Was entgegnen Sie Leuten, die sagen, es sei nicht die Aufgabe des Staates, den Leistungssport zu fördern?

Ich denke, wir haben einen pragmatischen, schweizerischen Weg gefunden. Wir haben in der Schweiz eine ausgeprägte Trennung zwischen Staat und Sport. Ich habe viele Amtskollegen bei anderen Nationalen Olympischen Komitees, die der Partei des jeweiligen Staatspräsidenten nahestehen. Dies wäre bei uns nicht denkbar. Es käme keiner Partei oder keinem Bundespräsidenten in den Sinn, für einen Kandidaten für das Amt des Swiss-Olympic-Präsidenten zu werben. Diese zusätzlichen 15 Millionen Franken vom Bund sind auch eine Form von Wertschätzung. Der grosse Brocken wird aber nach wie vor über die Verbände geleistet, über Partnerschaften und das Ehrenamt. Spitzensport, Breitensport und Nachwuchssport: Hier gibt es einfach Interaktionen. Es gibt kein Land, in welchem es nur Spitzensport oder nur Breitensport oder nur Nachwuchssport gibt. Diese Interaktion zieht sich durch alles durch, was wir vorhin besprochen haben. Ein Roger Federer kommt nicht als Nummer 1 zur Welt. Ein Beat Feuz war zweimal nahe dran, seine Karriere zu beenden. Hinter seinen jetzigen Erfolgen stehen medizinische Leistungen, sein persönliches Umfeld. Ein Dario Cologna ist keine Einzelfirma, ebenso wenig ein Nino Schurter. Um einen Nino Schurter zu 'kreieren', braucht es Hunderte kleiner Ninos. Darum ist diese Interaktion so wesentlich. Und darum kann man nicht sagen, der Staat unterstütze mit diesen 15 Millionen den Spitzensport. Es ist ein Gesamtkonzept. Hinzu kommen die Infrastrukturleistungen. Hier muss ich den Gegnern des angeblichen Staatssports Folgendes entgegnen: Unsere Turnhallen, unsere Spielplätze, die Velowege, unsere Strasseninfrastruktur werden von Hunderttausenden von jungen Leuten genutzt, die Freude an der Bewegung haben. Hier spricht niemand von Staatssport.

 

Für was soll das zusätzliche Geld konkret eingesetzt werden?

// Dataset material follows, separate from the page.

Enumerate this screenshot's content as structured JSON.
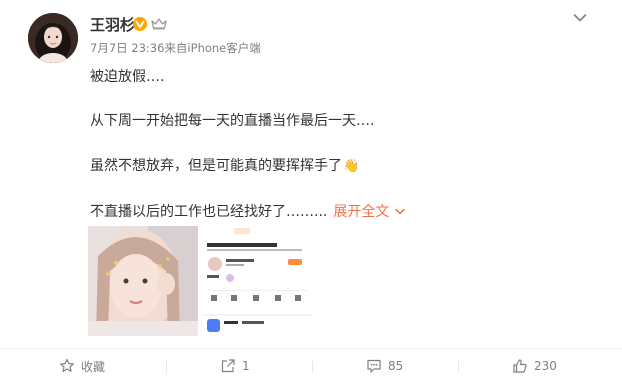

Wir müssen Schwerpunkte setzen. Ansetzen wollen wir in der Trainerausbildung. Eigentlich müssten wir die besten Trainer für die 14- bis 18-Jährigen haben. Verbesserungen bedarf es auch beim Übertritt von der Juniorenstufe in die Elite-Kategorie, denn hier haben wir die meisten Abgänge. Für den einzelnen talentierten Nachwuchssportler muss ein besseres Umfeld in Sachen Ausbildung respektive Beruf geschaffen werden. Dies kostet Geld und ist zeitintensiv. Einwirken können wir als Swiss Olympic auch bei der Unterstützung der Verbände in Bezug auf die Leistungssportchefs. Manche Verbände sind abhängig von ein, zwei guten Leuten. Sind diese überlastet oder beenden diese ihre Tätigkeit, dann gibt es ein Loch. Hier kann Swiss Olympic unterstützend wirken, Erfahrungen einbringen. Wie ich bereits vor meiner Wahl gesagt habe: Wir müssen nicht das Podest finanzieren, sondern den Weg dorthin unterstützen.